Pace said an expert concluded that the amount of blood found at the Levitz home did not in itself mean Jackie Levitz was dead.

“Technically, she’s still a missing person. In a civil court, she has been declared dead, but from a criminal standpoint, she’s still missing because her body has never been located,” he said.

In a civil case, Levitz was declared dead in Florida in 2001.

 

A national story

Levitz’s disappearance became the top of national television shows like Dateline. She was the widow of third husband Ralph Levitz, who owned a national chain of furniture stores, and inherited millions when he died.

Pace said law enforcement is no closer to finding the answer to the question of what happened to Jackie Levitz than they were in 1995.

“We’ve had hundreds and hundreds of tips and followed up on every one, but none ever went anywhere,” he said. “Investigators close to the case have developed several theories, none of which have been proven.

“Search dog teams, cadaver dog teams, aerial searches — law enforcement from a number of agencies went to great lengths in the early days and weeks of that investigation to no avail. They followed literally hundreds of tips, not only in this area but across the country,” Pace said. “The FBI has been a tremendous partner in this investigation and have dedicated agents and hundreds of man hours to aid in this investigation. There has been tremendous cooperation between law enforcement agencies on this case from the start. It’s just one of those cases that are terribly frustrating, but it’s not because of lack of effort.”
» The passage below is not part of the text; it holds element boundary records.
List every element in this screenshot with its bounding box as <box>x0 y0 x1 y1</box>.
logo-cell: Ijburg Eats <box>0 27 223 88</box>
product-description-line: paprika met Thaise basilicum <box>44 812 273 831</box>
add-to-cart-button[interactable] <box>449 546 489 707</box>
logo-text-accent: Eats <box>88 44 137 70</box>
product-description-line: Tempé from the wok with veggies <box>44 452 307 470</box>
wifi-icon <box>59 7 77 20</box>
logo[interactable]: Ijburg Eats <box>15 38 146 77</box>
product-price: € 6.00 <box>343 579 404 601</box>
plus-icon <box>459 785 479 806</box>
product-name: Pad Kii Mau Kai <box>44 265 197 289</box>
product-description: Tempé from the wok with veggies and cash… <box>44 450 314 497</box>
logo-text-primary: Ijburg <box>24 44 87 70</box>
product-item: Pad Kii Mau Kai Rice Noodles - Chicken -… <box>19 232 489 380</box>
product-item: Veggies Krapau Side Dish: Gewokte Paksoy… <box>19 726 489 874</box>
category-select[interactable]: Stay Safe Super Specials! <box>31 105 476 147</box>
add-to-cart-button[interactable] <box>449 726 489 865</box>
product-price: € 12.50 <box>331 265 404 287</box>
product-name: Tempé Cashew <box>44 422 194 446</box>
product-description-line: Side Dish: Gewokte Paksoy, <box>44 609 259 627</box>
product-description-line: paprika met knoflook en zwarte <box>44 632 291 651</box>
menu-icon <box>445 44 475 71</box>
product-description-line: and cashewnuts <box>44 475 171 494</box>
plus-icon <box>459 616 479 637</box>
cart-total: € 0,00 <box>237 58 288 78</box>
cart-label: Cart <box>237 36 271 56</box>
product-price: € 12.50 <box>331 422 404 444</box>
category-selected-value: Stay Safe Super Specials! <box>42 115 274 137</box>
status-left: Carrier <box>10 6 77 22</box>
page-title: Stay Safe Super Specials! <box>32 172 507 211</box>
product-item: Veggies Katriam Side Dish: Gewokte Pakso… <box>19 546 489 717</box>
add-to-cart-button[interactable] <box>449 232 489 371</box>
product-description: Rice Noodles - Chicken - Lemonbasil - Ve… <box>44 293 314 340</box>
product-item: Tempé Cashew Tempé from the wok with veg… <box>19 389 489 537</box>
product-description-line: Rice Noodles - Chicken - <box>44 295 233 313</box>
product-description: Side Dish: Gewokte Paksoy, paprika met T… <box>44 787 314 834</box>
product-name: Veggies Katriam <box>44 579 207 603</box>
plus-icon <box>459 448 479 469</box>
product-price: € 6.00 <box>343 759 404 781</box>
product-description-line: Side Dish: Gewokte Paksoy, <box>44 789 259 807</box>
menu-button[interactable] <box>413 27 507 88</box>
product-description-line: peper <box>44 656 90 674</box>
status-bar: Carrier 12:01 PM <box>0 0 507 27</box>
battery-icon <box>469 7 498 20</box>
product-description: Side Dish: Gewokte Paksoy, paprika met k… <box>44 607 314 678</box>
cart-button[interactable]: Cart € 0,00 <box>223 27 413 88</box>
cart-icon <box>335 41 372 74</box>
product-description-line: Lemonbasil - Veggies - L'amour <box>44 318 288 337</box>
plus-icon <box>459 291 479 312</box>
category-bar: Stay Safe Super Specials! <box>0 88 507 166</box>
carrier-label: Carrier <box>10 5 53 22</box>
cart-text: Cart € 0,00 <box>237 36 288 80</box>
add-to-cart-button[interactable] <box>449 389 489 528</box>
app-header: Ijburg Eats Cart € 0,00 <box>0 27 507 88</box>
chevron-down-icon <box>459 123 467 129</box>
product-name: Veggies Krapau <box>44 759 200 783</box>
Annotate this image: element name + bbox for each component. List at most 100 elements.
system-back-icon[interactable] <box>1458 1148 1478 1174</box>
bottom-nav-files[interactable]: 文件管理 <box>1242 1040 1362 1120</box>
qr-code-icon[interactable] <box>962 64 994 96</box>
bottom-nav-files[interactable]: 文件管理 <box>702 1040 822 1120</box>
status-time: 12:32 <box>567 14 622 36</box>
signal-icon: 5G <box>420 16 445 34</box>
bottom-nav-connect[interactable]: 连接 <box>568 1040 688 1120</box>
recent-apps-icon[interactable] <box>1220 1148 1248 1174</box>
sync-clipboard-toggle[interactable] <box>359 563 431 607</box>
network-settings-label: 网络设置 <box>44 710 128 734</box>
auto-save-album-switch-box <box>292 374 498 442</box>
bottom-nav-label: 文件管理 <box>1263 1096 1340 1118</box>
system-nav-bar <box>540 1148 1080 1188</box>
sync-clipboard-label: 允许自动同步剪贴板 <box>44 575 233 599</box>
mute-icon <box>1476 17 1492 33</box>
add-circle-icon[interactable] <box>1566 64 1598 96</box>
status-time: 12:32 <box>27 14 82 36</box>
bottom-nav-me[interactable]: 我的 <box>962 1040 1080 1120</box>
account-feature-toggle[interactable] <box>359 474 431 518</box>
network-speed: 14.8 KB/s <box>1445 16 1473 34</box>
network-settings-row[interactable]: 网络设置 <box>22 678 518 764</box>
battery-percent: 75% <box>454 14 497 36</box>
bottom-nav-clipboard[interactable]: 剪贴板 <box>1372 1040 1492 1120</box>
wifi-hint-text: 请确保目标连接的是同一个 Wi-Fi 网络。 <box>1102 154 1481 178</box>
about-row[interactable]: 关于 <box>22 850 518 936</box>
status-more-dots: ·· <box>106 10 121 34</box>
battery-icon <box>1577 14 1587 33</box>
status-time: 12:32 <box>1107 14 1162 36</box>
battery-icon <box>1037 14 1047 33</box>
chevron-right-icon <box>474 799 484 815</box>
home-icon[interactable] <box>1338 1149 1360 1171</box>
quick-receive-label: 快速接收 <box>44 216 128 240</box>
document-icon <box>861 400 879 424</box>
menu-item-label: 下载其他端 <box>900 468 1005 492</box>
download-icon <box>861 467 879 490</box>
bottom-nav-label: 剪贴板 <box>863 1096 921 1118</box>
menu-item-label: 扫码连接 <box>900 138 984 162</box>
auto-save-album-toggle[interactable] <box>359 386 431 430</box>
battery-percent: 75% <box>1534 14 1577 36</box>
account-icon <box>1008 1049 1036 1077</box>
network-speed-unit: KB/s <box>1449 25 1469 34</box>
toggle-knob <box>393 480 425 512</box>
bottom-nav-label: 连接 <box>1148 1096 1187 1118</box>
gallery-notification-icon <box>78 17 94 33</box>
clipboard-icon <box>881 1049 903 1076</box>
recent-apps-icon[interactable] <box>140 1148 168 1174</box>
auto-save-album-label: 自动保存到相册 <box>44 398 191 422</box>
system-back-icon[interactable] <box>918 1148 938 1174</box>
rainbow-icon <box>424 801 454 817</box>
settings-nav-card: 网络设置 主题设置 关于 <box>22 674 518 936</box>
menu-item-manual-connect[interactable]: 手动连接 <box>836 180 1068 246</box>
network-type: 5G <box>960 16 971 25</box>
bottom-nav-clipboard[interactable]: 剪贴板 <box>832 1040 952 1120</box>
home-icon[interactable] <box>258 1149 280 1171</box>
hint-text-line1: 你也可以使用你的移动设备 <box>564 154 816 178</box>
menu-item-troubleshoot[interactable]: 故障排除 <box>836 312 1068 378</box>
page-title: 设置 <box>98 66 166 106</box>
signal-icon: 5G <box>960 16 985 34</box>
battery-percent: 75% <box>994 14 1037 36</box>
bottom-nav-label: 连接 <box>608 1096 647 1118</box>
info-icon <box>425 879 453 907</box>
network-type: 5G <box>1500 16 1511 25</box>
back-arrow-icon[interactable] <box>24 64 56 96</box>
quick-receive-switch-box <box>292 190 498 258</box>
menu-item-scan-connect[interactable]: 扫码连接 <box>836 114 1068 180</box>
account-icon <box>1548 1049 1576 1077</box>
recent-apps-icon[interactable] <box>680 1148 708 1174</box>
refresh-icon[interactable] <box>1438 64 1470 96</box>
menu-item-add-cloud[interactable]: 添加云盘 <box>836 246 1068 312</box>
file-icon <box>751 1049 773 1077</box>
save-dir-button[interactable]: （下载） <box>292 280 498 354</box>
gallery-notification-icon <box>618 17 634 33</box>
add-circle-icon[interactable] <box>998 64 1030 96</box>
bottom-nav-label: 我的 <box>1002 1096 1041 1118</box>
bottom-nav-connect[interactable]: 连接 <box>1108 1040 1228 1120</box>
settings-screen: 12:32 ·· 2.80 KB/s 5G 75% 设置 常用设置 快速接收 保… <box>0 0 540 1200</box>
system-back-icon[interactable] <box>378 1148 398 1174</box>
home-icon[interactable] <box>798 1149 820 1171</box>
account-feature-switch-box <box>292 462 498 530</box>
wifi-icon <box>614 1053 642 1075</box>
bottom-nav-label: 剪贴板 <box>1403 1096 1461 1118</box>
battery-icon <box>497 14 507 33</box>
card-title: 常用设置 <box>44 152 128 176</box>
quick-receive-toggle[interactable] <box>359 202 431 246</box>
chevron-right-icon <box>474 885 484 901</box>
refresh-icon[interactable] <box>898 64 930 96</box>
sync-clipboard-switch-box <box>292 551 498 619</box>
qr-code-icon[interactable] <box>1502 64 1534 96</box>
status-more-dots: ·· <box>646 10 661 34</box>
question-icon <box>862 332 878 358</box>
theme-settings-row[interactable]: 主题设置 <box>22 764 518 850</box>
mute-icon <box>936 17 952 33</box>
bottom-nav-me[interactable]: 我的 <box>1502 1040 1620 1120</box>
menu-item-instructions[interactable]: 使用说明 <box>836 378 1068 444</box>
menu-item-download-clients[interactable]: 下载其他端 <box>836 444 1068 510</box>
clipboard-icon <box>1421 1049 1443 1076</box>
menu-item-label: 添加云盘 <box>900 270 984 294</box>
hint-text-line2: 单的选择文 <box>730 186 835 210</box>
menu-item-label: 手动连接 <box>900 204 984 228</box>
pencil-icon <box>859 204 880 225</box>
Whitten said she still thinks and dreams about entering Levitz’s home that November morning in 1995, particularly as Thanksgiving nears each year.

“I talked to Paul Barrett about it several times and I was always of the opinion if Paul Barrett had lived, I believe he would have eventually found out what happened. He had so many connections no one else had.

“I would dream about it. In fact, I got Tiki and them to let me go over there one night and spend the night in the house. I just wanted to go over there and pray,” Whitten said. “Of all things, it came up a bad storm.”